Sejalan dengan itu, Kepala Badan Kebijakan Fiskal (BKF), Febrio Nathan Kacaribu memproyeksi kenaikan PPN bisa menambah penerimaan pajak Rp 75 triliun. Sebagai perbandingan, kenaikan tarif dari 10% menjadi 11% pada 2022 menghasilkan tambahan Rp 60,76 triliun.
Wacana Tax Amnesty Jilid III
Tax amnesty kembali menjadi perhatian sebagai upaya pemerintah mendapatkan dana segar. Ketua Komisi XI DPR, Mukhamad Misbakhun, mengungkapkan rencana pembahasan RUU Tax Amnesty dengan Kementerian Keuangan.

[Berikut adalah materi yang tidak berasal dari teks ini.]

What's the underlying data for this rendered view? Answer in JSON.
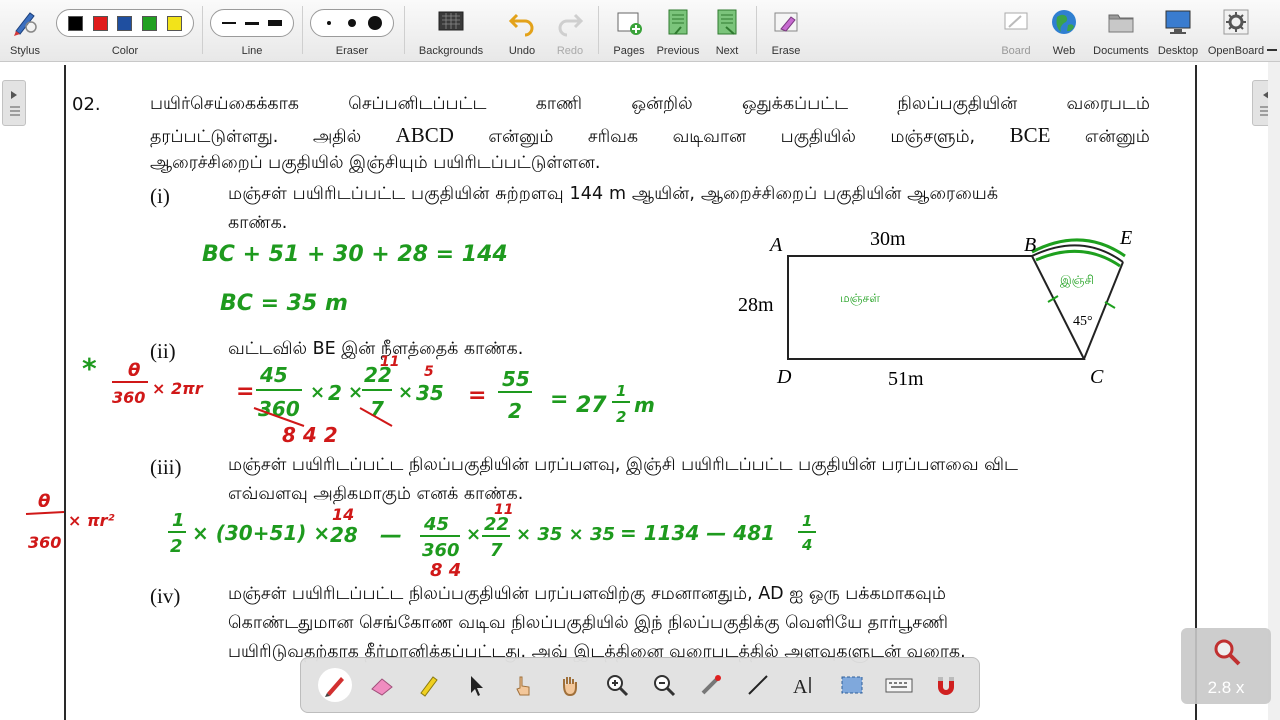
{
  "toolbar": {
    "stylus": "Stylus",
    "color": "Color",
    "line": "Line",
    "eraser": "Eraser",
    "backgrounds": "Backgrounds",
    "undo": "Undo",
    "redo": "Redo",
    "pages": "Pages",
    "previous": "Previous",
    "next": "Next",
    "erase": "Erase",
    "board": "Board",
    "web": "Web",
    "documents": "Documents",
    "desktop": "Desktop",
    "openboard": "OpenBoard",
    "colors": [
      "#000000",
      "#e01b1b",
      "#1f4fa0",
      "#20a020",
      "#f2e31a"
    ]
  },
  "question": {
    "number": "02.",
    "intro_line1": [
      "பயிர்செய்கைக்காக",
      "செப்பனிடப்பட்ட",
      "காணி",
      "ஒன்றில்",
      "ஒதுக்கப்பட்ட",
      "நிலப்பகுதியின்",
      "வரைபடம்"
    ],
    "intro_line2": [
      "தரப்பட்டுள்ளது.",
      "அதில்",
      "ABCD",
      "என்னும்",
      "சரிவக",
      "வடிவான",
      "பகுதியில்",
      "மஞ்சளும்,",
      "BCE",
      "என்னும்"
    ],
    "intro_line3": "ஆரைச்சிறைப் பகுதியில் இஞ்சியும் பயிரிடப்பட்டுள்ளன.",
    "parts": [
      {
        "label": "(i)",
        "line1": "மஞ்சள் பயிரிடப்பட்ட பகுதியின் சுற்றளவு 144 m ஆயின், ஆறைச்சிறைப் பகுதியின் ஆரையைக்",
        "line2": "காண்க."
      },
      {
        "label": "(ii)",
        "line1": "வட்டவில் BE இன் நீளத்தைக் காண்க."
      },
      {
        "label": "(iii)",
        "line1": "மஞ்சள் பயிரிடப்பட்ட நிலப்பகுதியின் பரப்பளவு, இஞ்சி பயிரிடப்பட்ட பகுதியின் பரப்பளவை விட",
        "line2": "எவ்வளவு அதிகமாகும் எனக் காண்க."
      },
      {
        "label": "(iv)",
        "line1": "மஞ்சள் பயிரிடப்பட்ட நிலப்பகுதியின் பரப்பளவிற்கு சமனானதும், AD ஐ ஒரு பக்கமாகவும்",
        "line2": "கொண்டதுமான செங்கோண வடிவ நிலப்பகுதியில் இந் நிலப்பகுதிக்கு வெளியே தார்பூசணி",
        "line3": "பயிரிடுவதற்காக தீர்மானிக்கப்பட்டது. அவ் இடத்தினை வரைபடத்தில் அளவுகளுடன் வரைக."
      }
    ]
  },
  "diagram": {
    "A": "A",
    "B": "B",
    "C": "C",
    "D": "D",
    "E": "E",
    "top": "30m",
    "left": "28m",
    "bottom": "51m",
    "angle": "45°",
    "region_note": "மஞ்சள்",
    "sector_note": "இஞ்சி"
  },
  "handwriting": {
    "i_line1": "BC + 51 + 30 + 28 = 144",
    "i_line2": "BC = 35 m",
    "star": "*",
    "ii_formula_num": "θ",
    "ii_formula_den": "360",
    "ii_formula_rest": "× 2πr",
    "ii_eq": "=",
    "ii_45": "45",
    "ii_360": "360",
    "ii_times1": "×",
    "ii_2": "2",
    "ii_times2": "×",
    "ii_22": "22",
    "ii_11": "11",
    "ii_7": "7",
    "ii_times3": "×",
    "ii_35": "35",
    "ii_5": "5",
    "ii_eq2": "=",
    "ii_55": "55",
    "ii_2b": "2",
    "ii_eq3": "=",
    "ii_27": "27",
    "ii_1": "1",
    "ii_2c": "2",
    "ii_m": "m",
    "ii_842": "8 4 2",
    "iii_formula_num": "θ",
    "iii_formula_den": "360",
    "iii_formula_rest": "× πr²",
    "iii_half_num": "1",
    "iii_half_den": "2",
    "iii_paren": "× (30+51) ×",
    "iii_14": "14",
    "iii_28": "28",
    "iii_minus": "—",
    "iii_45": "45",
    "iii_360": "360",
    "iii_84": "8 4",
    "iii_times": "×",
    "iii_22": "22",
    "iii_11": "11",
    "iii_7": "7",
    "iii_x35": "× 35 × 35",
    "iii_result": "= 1134 — 481",
    "iii_frac_num": "1",
    "iii_frac_den": "4"
  },
  "zoom": {
    "label": "2.8 x"
  }
}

“Kita akan membicarakan dengan pemerintah akan seperti apa mekanismenya. Apakah itu akan menjadi usulan inisiatif DPR atau menjadi inisiatif pemerintah,” kata Misbakhun di Kementerian PPN/Bappenas, Selasa (19/11).
Namun, Direktur Penyuluhan Ditjen Pajak, Dwi Astuti, menyatakan belum ada pembahasan resmi mengenai program ini. Hal ini disampaikan Dwi pada Selasa (19/11).
Ekonom Celios, Nailul Huda, mengkritik tax amnesty sebagai kebijakan yang tidak adil dan hanya menguntungkan pengemplang pajak. Ia memperingatkan bahwa pengampunan pajak dapat memicu pengusaha menunggu program serupa di masa depan, yang justru melemahkan kepatuhan pajak.
Menggali Potensi Underground Economy
Wakil Menteri Keuangan Anggito Abimanyu menyoroti peluang pajak dari underground economy atau aktivitas ekonomi yang belum tercatat, seperti judi online dan game online.
Aktivitas ini berkontribusi pada PDB tetapi belum dikenakan pajak penghasilan (PPh). "Teman-teman Pajak harus pintar mencari sumber tambahan penerimaan dari underground economy," kata Anggito dalam acara Sekolah Vokasi Universitas Gadjah Mada (UGM), Senin (28/10).
Apalagi, masih banyak potensi underground economy yang belum teregistrasi dan terdeteksi. Bahkan para pelaku ekonomi ini juga tidak membayar pajak ke negara.